When I told people that I self-published my book, many of them asked me if I would be willing to give some advice about this process. So, I decided that when I was ready, I would write something practical.
I've read many articles on self-publishing and what experts say about this process and the things we must do in order be successful are true, including creating a marketing campaign, making your book available on all outlets, organizing book readings/signings, and engaging your audience through social media.
So, because so much of that information is already available, I will not get into the nuts and bolts of the process. My advice is a little more practical and focused on the emotional well-being of the self-publishing author because, let's be honest: self-publishing is stressful as hell. I came up with three things I've learned (and still learning) about self-publishing: support, accepting help, and not taking things personally.
Over the last month I've been surprised by those who have shown support and those who haven't and I'm not talking about book sales. You have to learn what support looks like. People tend to support those who've been supportive of them which means that it's also our job to support fellow writers and novelists that we know. This is something I must continue to work on.

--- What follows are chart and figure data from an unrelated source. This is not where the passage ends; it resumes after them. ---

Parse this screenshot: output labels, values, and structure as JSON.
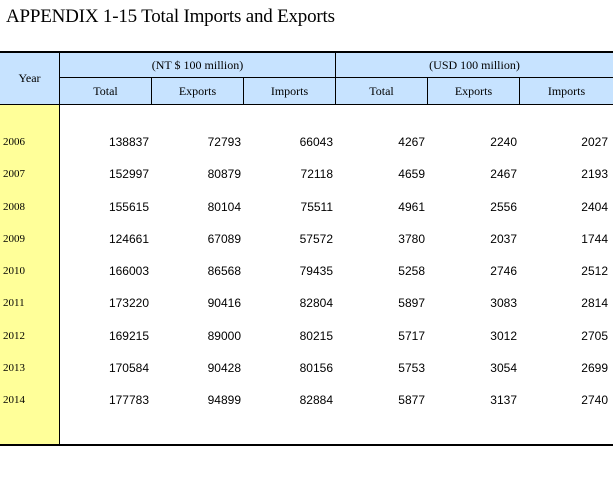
{
  "title": "APPENDIX 1-15  Total Imports and Exports",
  "header": {
    "year": "Year",
    "group_nt": "(NT $ 100 million)",
    "group_usd": "(USD 100 million)",
    "columns": [
      "Total",
      "Exports",
      "Imports",
      "Total",
      "Exports",
      "Imports"
    ]
  },
  "rows": [
    {
      "year": "2006",
      "values": [
        "138837",
        "72793",
        "66043",
        "4267",
        "2240",
        "2027"
      ]
    },
    {
      "year": "2007",
      "values": [
        "152997",
        "80879",
        "72118",
        "4659",
        "2467",
        "2193"
      ]
    },
    {
      "year": "2008",
      "values": [
        "155615",
        "80104",
        "75511",
        "4961",
        "2556",
        "2404"
      ]
    },
    {
      "year": "2009",
      "values": [
        "124661",
        "67089",
        "57572",
        "3780",
        "2037",
        "1744"
      ]
    },
    {
      "year": "2010",
      "values": [
        "166003",
        "86568",
        "79435",
        "5258",
        "2746",
        "2512"
      ]
    },
    {
      "year": "2011",
      "values": [
        "173220",
        "90416",
        "82804",
        "5897",
        "3083",
        "2814"
      ]
    },
    {
      "year": "2012",
      "values": [
        "169215",
        "89000",
        "80215",
        "5717",
        "3012",
        "2705"
      ]
    },
    {
      "year": "2013",
      "values": [
        "170584",
        "90428",
        "80156",
        "5753",
        "3054",
        "2699"
      ]
    },
    {
      "year": "2014",
      "values": [
        "177783",
        "94899",
        "82884",
        "5877",
        "3137",
        "2740"
      ]
    }
  ],
  "colors": {
    "header_bg": "#c7e3ff",
    "year_col_bg": "#ffff99"
  }
}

What support looks like is people asking about the book and talking it up to their friends. It is showing up to events and being a face in the crowd we enjoy seeing. Support is the text message that we get from people saying they bought the book or they finished it. Support is also people telling us that even though they haven't purchased the book or haven't shown up to events, they still admire us and what we're doing.

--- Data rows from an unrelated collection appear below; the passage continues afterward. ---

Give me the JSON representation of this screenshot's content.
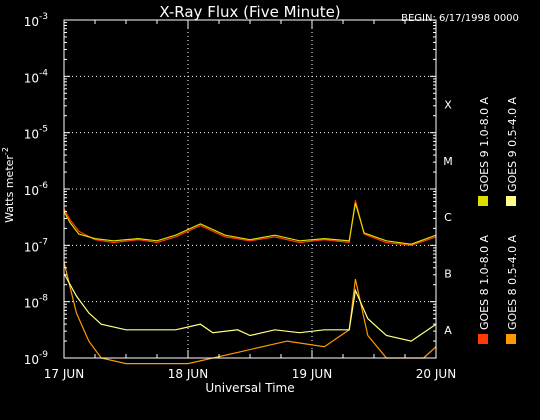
{
  "chart_data": {
    "type": "line",
    "title": "X-Ray Flux (Five Minute)",
    "begin_label": "BEGIN: 6/17/1998 0000",
    "xlabel": "Universal Time",
    "ylabel": "Watts meter^-2",
    "ylabel_main": "Watts meter",
    "ylabel_sup": "-2",
    "x_unit": "days since 1998-06-17 00:00 UT",
    "xlim": [
      0,
      3
    ],
    "x_ticks": [
      {
        "value": 0,
        "label": "17 JUN"
      },
      {
        "value": 1,
        "label": "18 JUN"
      },
      {
        "value": 2,
        "label": "19 JUN"
      },
      {
        "value": 3,
        "label": "20 JUN"
      }
    ],
    "y_scale": "log",
    "ylim_exponent": [
      -9,
      -3
    ],
    "y_ticks": [
      {
        "exp": -9,
        "label": "10",
        "sup": "-9"
      },
      {
        "exp": -8,
        "label": "10",
        "sup": "-8"
      },
      {
        "exp": -7,
        "label": "10",
        "sup": "-7"
      },
      {
        "exp": -6,
        "label": "10",
        "sup": "-6"
      },
      {
        "exp": -5,
        "label": "10",
        "sup": "-5"
      },
      {
        "exp": -4,
        "label": "10",
        "sup": "-4"
      },
      {
        "exp": -3,
        "label": "10",
        "sup": "-3"
      }
    ],
    "flare_classes": [
      {
        "exp": -8,
        "label": "A"
      },
      {
        "exp": -7,
        "label": "B"
      },
      {
        "exp": -6,
        "label": "C"
      },
      {
        "exp": -5,
        "label": "M"
      },
      {
        "exp": -4,
        "label": "X"
      }
    ],
    "grid": {
      "horizontal_exponents": [
        -8,
        -7,
        -6,
        -5,
        -4
      ],
      "vertical_days": [
        1,
        2
      ],
      "style": "dotted"
    },
    "legend_position": "right, vertical",
    "series": [
      {
        "name": "GOES 8  1.0-8.0 A",
        "color": "#ff3c00",
        "points": [
          [
            0,
            -6.35
          ],
          [
            0.05,
            -6.55
          ],
          [
            0.12,
            -6.75
          ],
          [
            0.25,
            -6.9
          ],
          [
            0.4,
            -6.95
          ],
          [
            0.6,
            -6.9
          ],
          [
            0.75,
            -6.95
          ],
          [
            0.9,
            -6.85
          ],
          [
            1.1,
            -6.65
          ],
          [
            1.3,
            -6.85
          ],
          [
            1.5,
            -6.92
          ],
          [
            1.7,
            -6.85
          ],
          [
            1.9,
            -6.95
          ],
          [
            2.1,
            -6.9
          ],
          [
            2.3,
            -6.95
          ],
          [
            2.35,
            -6.2
          ],
          [
            2.42,
            -6.8
          ],
          [
            2.6,
            -6.95
          ],
          [
            2.8,
            -7.0
          ],
          [
            3.0,
            -6.85
          ]
        ]
      },
      {
        "name": "GOES 8  0.5-4.0 A",
        "color": "#ff9900",
        "points": [
          [
            0,
            -7.3
          ],
          [
            0.1,
            -8.2
          ],
          [
            0.2,
            -8.7
          ],
          [
            0.3,
            -9.0
          ],
          [
            0.5,
            -9.1
          ],
          [
            1.0,
            -9.1
          ],
          [
            1.4,
            -8.9
          ],
          [
            1.8,
            -8.7
          ],
          [
            2.1,
            -8.8
          ],
          [
            2.3,
            -8.5
          ],
          [
            2.35,
            -7.6
          ],
          [
            2.45,
            -8.6
          ],
          [
            2.6,
            -9.0
          ],
          [
            2.9,
            -9.0
          ],
          [
            3.0,
            -8.8
          ]
        ]
      },
      {
        "name": "GOES 9  1.0-8.0 A",
        "color": "#dddd00",
        "points": [
          [
            0,
            -6.4
          ],
          [
            0.05,
            -6.6
          ],
          [
            0.12,
            -6.8
          ],
          [
            0.25,
            -6.88
          ],
          [
            0.4,
            -6.92
          ],
          [
            0.6,
            -6.88
          ],
          [
            0.75,
            -6.92
          ],
          [
            0.9,
            -6.82
          ],
          [
            1.1,
            -6.62
          ],
          [
            1.3,
            -6.82
          ],
          [
            1.5,
            -6.9
          ],
          [
            1.7,
            -6.82
          ],
          [
            1.9,
            -6.92
          ],
          [
            2.1,
            -6.88
          ],
          [
            2.3,
            -6.92
          ],
          [
            2.35,
            -6.25
          ],
          [
            2.42,
            -6.78
          ],
          [
            2.6,
            -6.92
          ],
          [
            2.8,
            -6.98
          ],
          [
            3.0,
            -6.82
          ]
        ]
      },
      {
        "name": "GOES 9  0.5-4.0 A",
        "color": "#ffff88",
        "points": [
          [
            0,
            -7.5
          ],
          [
            0.1,
            -7.9
          ],
          [
            0.2,
            -8.2
          ],
          [
            0.3,
            -8.4
          ],
          [
            0.5,
            -8.5
          ],
          [
            0.7,
            -8.5
          ],
          [
            0.9,
            -8.5
          ],
          [
            1.0,
            -8.45
          ],
          [
            1.1,
            -8.4
          ],
          [
            1.2,
            -8.55
          ],
          [
            1.4,
            -8.5
          ],
          [
            1.5,
            -8.6
          ],
          [
            1.7,
            -8.5
          ],
          [
            1.9,
            -8.55
          ],
          [
            2.1,
            -8.5
          ],
          [
            2.3,
            -8.5
          ],
          [
            2.35,
            -7.8
          ],
          [
            2.45,
            -8.3
          ],
          [
            2.6,
            -8.6
          ],
          [
            2.8,
            -8.7
          ],
          [
            3.0,
            -8.4
          ]
        ]
      }
    ]
  }
}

It's also a huge step to accept the help of others. If you are like me and have a full time job, receiving help is powerful. It's also a sign of staying humble because we aren't too proud to accept help. We need to recognize what help looks like because not all critiques of the book are negative. People who care will be very frank and honest because they want to see the very best version of what we have to offer as much as we do.

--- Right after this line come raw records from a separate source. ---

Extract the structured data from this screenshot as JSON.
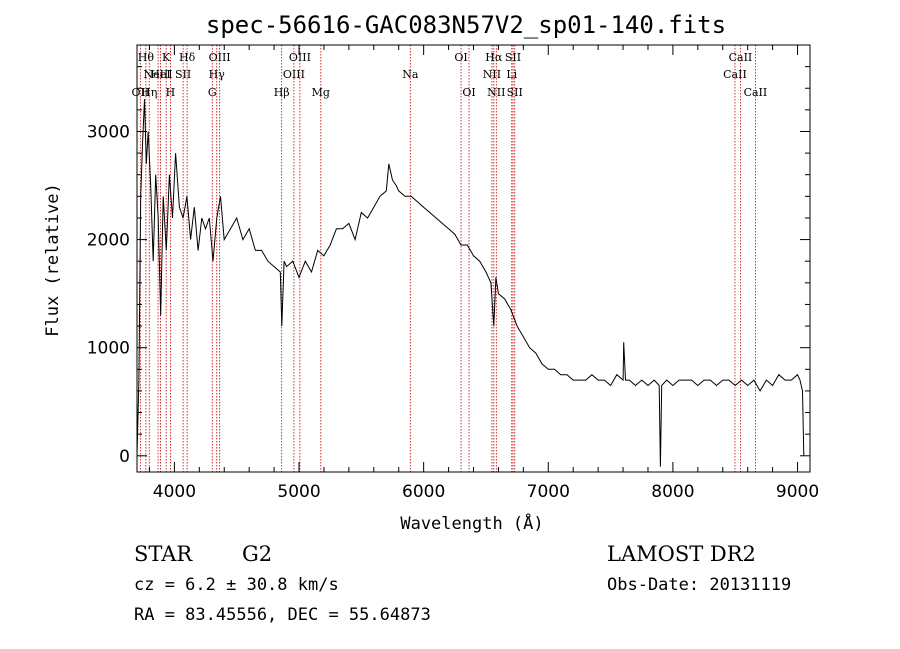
{
  "chart_data": {
    "type": "line",
    "title": "spec-56616-GAC083N57V2_sp01-140.fits",
    "xlabel": "Wavelength (Å)",
    "ylabel": "Flux (relative)",
    "xlim": [
      3700,
      9100
    ],
    "ylim": [
      -150,
      3800
    ],
    "x_ticks": [
      4000,
      5000,
      6000,
      7000,
      8000,
      9000
    ],
    "y_ticks": [
      0,
      1000,
      2000,
      3000
    ],
    "x_tick_labels": [
      "4000",
      "5000",
      "6000",
      "7000",
      "8000",
      "9000"
    ],
    "y_tick_labels": [
      "0",
      "1000",
      "2000",
      "3000"
    ],
    "grid": false,
    "series": [
      {
        "x": [
          3700,
          3715,
          3730,
          3745,
          3760,
          3775,
          3790,
          3810,
          3830,
          3850,
          3870,
          3890,
          3910,
          3935,
          3960,
          3985,
          4010,
          4040,
          4070,
          4100,
          4130,
          4160,
          4190,
          4220,
          4250,
          4280,
          4310,
          4340,
          4370,
          4400,
          4450,
          4500,
          4550,
          4600,
          4650,
          4700,
          4750,
          4800,
          4850,
          4862,
          4880,
          4900,
          4950,
          5000,
          5050,
          5100,
          5150,
          5200,
          5250,
          5300,
          5350,
          5400,
          5450,
          5500,
          5550,
          5600,
          5650,
          5700,
          5720,
          5750,
          5780,
          5800,
          5850,
          5900,
          5950,
          6000,
          6050,
          6100,
          6150,
          6200,
          6250,
          6300,
          6350,
          6400,
          6450,
          6500,
          6540,
          6563,
          6580,
          6600,
          6650,
          6700,
          6750,
          6800,
          6850,
          6900,
          6950,
          7000,
          7050,
          7100,
          7150,
          7200,
          7250,
          7300,
          7350,
          7400,
          7450,
          7500,
          7550,
          7600,
          7605,
          7620,
          7650,
          7700,
          7750,
          7800,
          7850,
          7890,
          7900,
          7910,
          7950,
          8000,
          8050,
          8100,
          8150,
          8200,
          8250,
          8300,
          8350,
          8400,
          8450,
          8500,
          8550,
          8600,
          8650,
          8700,
          8750,
          8800,
          8850,
          8900,
          8950,
          9000,
          9020,
          9040,
          9050
        ],
        "y": [
          0,
          700,
          2400,
          2900,
          3300,
          2700,
          3000,
          2500,
          1800,
          2600,
          2200,
          1300,
          2400,
          1900,
          2600,
          2200,
          2800,
          2300,
          2200,
          2400,
          2000,
          2300,
          1900,
          2200,
          2100,
          2200,
          1800,
          2200,
          2400,
          2000,
          2100,
          2200,
          2000,
          2100,
          1900,
          1900,
          1800,
          1750,
          1700,
          1200,
          1800,
          1750,
          1800,
          1650,
          1800,
          1700,
          1900,
          1850,
          1950,
          2100,
          2100,
          2150,
          2000,
          2250,
          2200,
          2300,
          2400,
          2450,
          2700,
          2550,
          2500,
          2450,
          2400,
          2400,
          2350,
          2300,
          2250,
          2200,
          2150,
          2100,
          2050,
          1950,
          1950,
          1850,
          1800,
          1700,
          1600,
          1200,
          1650,
          1500,
          1450,
          1350,
          1200,
          1100,
          1000,
          950,
          850,
          800,
          800,
          750,
          750,
          700,
          700,
          700,
          750,
          700,
          700,
          650,
          750,
          700,
          1050,
          700,
          700,
          650,
          700,
          650,
          700,
          650,
          -100,
          650,
          700,
          650,
          700,
          700,
          700,
          650,
          700,
          700,
          650,
          700,
          700,
          650,
          700,
          650,
          700,
          600,
          700,
          650,
          750,
          700,
          700,
          750,
          700,
          600,
          0
        ]
      }
    ],
    "line_markers": [
      {
        "wl": 3727,
        "label": "OII",
        "row": 3
      },
      {
        "wl": 3771,
        "label": "Hθ",
        "row": 1
      },
      {
        "wl": 3798,
        "label": "Hη",
        "row": 3
      },
      {
        "wl": 3869,
        "label": "NeIII",
        "row": 2
      },
      {
        "wl": 3889,
        "label": "HeI",
        "row": 2
      },
      {
        "wl": 3934,
        "label": "K",
        "row": 1
      },
      {
        "wl": 3968,
        "label": "H",
        "row": 3
      },
      {
        "wl": 4070,
        "label": "SII",
        "row": 2
      },
      {
        "wl": 4102,
        "label": "Hδ",
        "row": 1
      },
      {
        "wl": 4304,
        "label": "G",
        "row": 3
      },
      {
        "wl": 4340,
        "label": "Hγ",
        "row": 2
      },
      {
        "wl": 4363,
        "label": "OIII",
        "row": 1
      },
      {
        "wl": 4861,
        "label": "Hβ",
        "row": 3
      },
      {
        "wl": 4959,
        "label": "OIII",
        "row": 2
      },
      {
        "wl": 5007,
        "label": "OIII",
        "row": 1
      },
      {
        "wl": 5175,
        "label": "Mg",
        "row": 3
      },
      {
        "wl": 5893,
        "label": "Na",
        "row": 2
      },
      {
        "wl": 6300,
        "label": "OI",
        "row": 1
      },
      {
        "wl": 6364,
        "label": "OI",
        "row": 3
      },
      {
        "wl": 6548,
        "label": "NII",
        "row": 2
      },
      {
        "wl": 6563,
        "label": "Hα",
        "row": 1
      },
      {
        "wl": 6583,
        "label": "NII",
        "row": 3
      },
      {
        "wl": 6707,
        "label": "Li",
        "row": 2
      },
      {
        "wl": 6717,
        "label": "SII",
        "row": 1
      },
      {
        "wl": 6731,
        "label": "SII",
        "row": 3
      },
      {
        "wl": 8498,
        "label": "CaII",
        "row": 2
      },
      {
        "wl": 8542,
        "label": "CaII",
        "row": 1
      },
      {
        "wl": 8662,
        "label": "CaII",
        "row": 3
      }
    ],
    "line_color": "#c00000"
  },
  "info": {
    "object_type": "STAR",
    "subclass": "G2",
    "survey": "LAMOST DR2",
    "cz": "cz = 6.2 ± 30.8 km/s",
    "obs_date": "Obs-Date: 20131119",
    "radec": "RA =  83.45556, DEC =  55.64873"
  }
}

The most important thing I've learned is to not take things personally. When self-publishing a book, it is important to manage self-expectations. This is something that needs to be monitored and adjusted often. False expectations are what can hurt a first time author. I've learned to stay humble while keeping it simple.
None of us can afford to fall for statements like, "I will put it on my list" or "I'm going to buy the book." Maybe they will and maybe they wont, it's our job not to take anything personally. We never know what's going on in the lives of our potential audience. They may have every intention to buy the book but just not now. There are some who say this because what else are they going to say? People we know won't tell us that they're not going to buy the book unless they don't like us--in which case, why associate with them?
One must also understand that despite the numbers out there, not many people read leisurely and of the ones that do won't read a book from someone who is just starting out unless they hear it from word of mouth. We have to equate book shoppers to those who shop for clothes. Lots of people would much rather go for name brands, but plenty of people prefer bargains from well-known retailers and companies.
So when I say don't take it personal when someone tells you that they must read your book and their next Instagram photo is of them reading Gone Girl -- I really do mean it. There is enough room for everyone we just need to hustle smarter and not harder.
The best thing about support: there are no time limits.